Re: [v2 PATCH] fs/proc: task_mmu.c: don't read mapcount for migration entry
From: Jann Horn
Date: Wed Jan 26 2022 - 06:49:01 EST
On Wed, Jan 26, 2022 at 12:38 PM David Hildenbrand <david@xxxxxxxxxx> wrote:
> On 26.01.22 12:29, Jann Horn wrote:
> > On Wed, Jan 26, 2022 at 11:51 AM David Hildenbrand <david@xxxxxxxxxx> wrote:
> >> On 20.01.22 21:28, Yang Shi wrote:
> >>> The syzbot reported the below BUG:
> >>>
> >>> kernel BUG at include/linux/page-flags.h:785!
[...]
> >>> RIP: 0010:PageDoubleMap include/linux/page-flags.h:785 [inline]
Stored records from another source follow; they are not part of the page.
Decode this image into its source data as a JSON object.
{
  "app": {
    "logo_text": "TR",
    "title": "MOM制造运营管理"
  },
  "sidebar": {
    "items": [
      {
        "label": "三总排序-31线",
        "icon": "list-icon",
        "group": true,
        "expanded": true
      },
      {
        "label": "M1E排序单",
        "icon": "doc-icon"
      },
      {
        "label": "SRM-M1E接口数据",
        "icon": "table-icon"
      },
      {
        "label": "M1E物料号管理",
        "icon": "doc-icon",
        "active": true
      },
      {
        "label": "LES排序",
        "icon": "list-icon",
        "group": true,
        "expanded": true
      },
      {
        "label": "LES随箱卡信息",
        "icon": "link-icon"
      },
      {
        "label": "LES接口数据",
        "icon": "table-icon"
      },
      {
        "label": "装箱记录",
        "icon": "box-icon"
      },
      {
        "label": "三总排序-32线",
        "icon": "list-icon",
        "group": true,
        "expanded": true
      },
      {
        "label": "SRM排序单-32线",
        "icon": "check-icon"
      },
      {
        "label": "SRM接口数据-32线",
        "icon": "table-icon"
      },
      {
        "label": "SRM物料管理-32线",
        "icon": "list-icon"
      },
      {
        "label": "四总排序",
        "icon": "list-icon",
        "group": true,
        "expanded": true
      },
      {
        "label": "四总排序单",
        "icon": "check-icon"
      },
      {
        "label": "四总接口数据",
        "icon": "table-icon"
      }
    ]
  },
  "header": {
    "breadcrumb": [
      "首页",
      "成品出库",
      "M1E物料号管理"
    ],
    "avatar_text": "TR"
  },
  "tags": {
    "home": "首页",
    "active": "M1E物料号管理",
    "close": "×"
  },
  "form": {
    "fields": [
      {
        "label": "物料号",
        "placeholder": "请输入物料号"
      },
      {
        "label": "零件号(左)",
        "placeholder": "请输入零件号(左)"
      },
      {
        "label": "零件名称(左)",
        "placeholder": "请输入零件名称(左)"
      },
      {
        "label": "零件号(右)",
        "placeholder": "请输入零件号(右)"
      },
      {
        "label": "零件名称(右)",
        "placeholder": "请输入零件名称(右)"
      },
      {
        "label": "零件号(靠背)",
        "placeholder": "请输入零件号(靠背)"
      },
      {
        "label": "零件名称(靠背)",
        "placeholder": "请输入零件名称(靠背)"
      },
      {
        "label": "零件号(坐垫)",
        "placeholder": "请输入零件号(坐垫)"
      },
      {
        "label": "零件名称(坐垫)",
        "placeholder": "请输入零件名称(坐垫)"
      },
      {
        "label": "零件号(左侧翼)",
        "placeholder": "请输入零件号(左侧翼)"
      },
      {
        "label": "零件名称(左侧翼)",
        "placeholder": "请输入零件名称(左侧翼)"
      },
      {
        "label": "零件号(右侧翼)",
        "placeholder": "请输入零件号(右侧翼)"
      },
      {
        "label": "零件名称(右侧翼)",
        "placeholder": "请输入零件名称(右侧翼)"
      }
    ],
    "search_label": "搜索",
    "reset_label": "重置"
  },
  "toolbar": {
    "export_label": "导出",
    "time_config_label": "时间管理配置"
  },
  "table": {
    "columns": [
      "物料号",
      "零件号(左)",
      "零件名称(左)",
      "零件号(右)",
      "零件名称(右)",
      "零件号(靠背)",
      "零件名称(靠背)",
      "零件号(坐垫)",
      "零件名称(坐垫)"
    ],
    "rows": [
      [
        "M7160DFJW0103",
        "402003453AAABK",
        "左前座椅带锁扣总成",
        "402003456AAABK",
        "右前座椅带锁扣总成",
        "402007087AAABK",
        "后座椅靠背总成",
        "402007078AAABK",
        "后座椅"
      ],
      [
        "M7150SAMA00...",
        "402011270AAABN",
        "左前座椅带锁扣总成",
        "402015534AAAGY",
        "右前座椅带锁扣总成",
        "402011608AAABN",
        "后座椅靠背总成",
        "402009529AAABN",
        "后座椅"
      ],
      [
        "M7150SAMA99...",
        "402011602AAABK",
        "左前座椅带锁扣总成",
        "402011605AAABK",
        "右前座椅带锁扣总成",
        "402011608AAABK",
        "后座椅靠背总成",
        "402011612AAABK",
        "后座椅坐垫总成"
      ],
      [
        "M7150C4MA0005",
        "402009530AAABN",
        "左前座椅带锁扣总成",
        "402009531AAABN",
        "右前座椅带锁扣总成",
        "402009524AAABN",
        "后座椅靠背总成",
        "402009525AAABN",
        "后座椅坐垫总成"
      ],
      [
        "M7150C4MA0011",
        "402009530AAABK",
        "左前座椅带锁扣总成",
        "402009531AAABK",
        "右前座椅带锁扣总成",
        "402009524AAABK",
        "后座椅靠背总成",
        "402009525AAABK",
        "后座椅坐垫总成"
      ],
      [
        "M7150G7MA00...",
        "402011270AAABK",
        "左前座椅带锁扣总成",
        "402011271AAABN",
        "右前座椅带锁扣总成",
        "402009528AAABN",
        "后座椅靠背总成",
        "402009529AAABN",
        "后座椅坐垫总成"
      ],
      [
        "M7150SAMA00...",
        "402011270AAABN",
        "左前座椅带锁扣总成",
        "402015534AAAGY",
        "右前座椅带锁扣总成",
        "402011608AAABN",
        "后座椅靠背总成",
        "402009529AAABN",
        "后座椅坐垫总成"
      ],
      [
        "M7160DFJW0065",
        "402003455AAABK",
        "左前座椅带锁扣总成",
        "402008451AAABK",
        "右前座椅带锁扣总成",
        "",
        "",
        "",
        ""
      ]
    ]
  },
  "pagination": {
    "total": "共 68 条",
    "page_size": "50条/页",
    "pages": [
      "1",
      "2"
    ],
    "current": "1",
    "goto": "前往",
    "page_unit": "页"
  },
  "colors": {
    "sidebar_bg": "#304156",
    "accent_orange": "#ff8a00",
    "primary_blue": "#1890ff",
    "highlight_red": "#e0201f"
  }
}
> >>> RIP: 0010:__page_mapcount+0x2d2/0x350 mm/util.c:744
[...]
> >> Does this point at the bigger issue that reading the mapcount without
> >> having the page locked is completely unstable?
> >
> > (See also https://lore.kernel.org/all/CAG48ez0M=iwJu=Q8yUQHD-+eZDg6ZF8QCF86Sb=CN1petP=Y0Q@xxxxxxxxxxxxxx/
> > for context.)
>
> Thanks for the pointer.
>
> >
> > I'm not sure what you mean by "unstable". Do you mean "the result is
> > not guaranteed to still be valid when the call returns", "the result
> > might not have ever been valid", or "the call might crash because the
> > page's state as a compound page is unstable"?
>
> A little bit of everything :)
[...]
> > In case you mean "the result might not have ever been valid":
> > Yes, even with this patch applied, in theory concurrent THP splits
> > could cause us to count some page mappings twice. Arguably that's not
> > entirely correct.
>
> Yes, the snapshot is not atomic and, thereby, unreliable. That what I
> mostly meant as "unstable".
>
> >
> > In case you mean "the call might crash because the page's state as a
> > compound page could concurrently change":
>
> I think that's just a side-product of the snapshot not being "correct",
> right?
I guess you could see it that way? The way I look at it is that
page_mapcount() is designed to return a number that's at least as high
as the number of mappings (rarely higher due to races), and using
page_mapcount() on an unlocked page is legitimate if you're fine with
the rare double-counting of references. In my view, the problem here
is:
There are different types of references to "struct page" - some of
them allow you to call page_mapcount(), some don't. And in particular,
get_page() doesn't give you a reference that can be used with
page_mapcount(), but locking a (real, non-migration) PTE pointing to
the page does give you such a reference.
This concept of "different types of references" is the same as you
e.g. get with mmgrab() vs mmget() - they both give references to the
same object, but those references have different usage restrictions.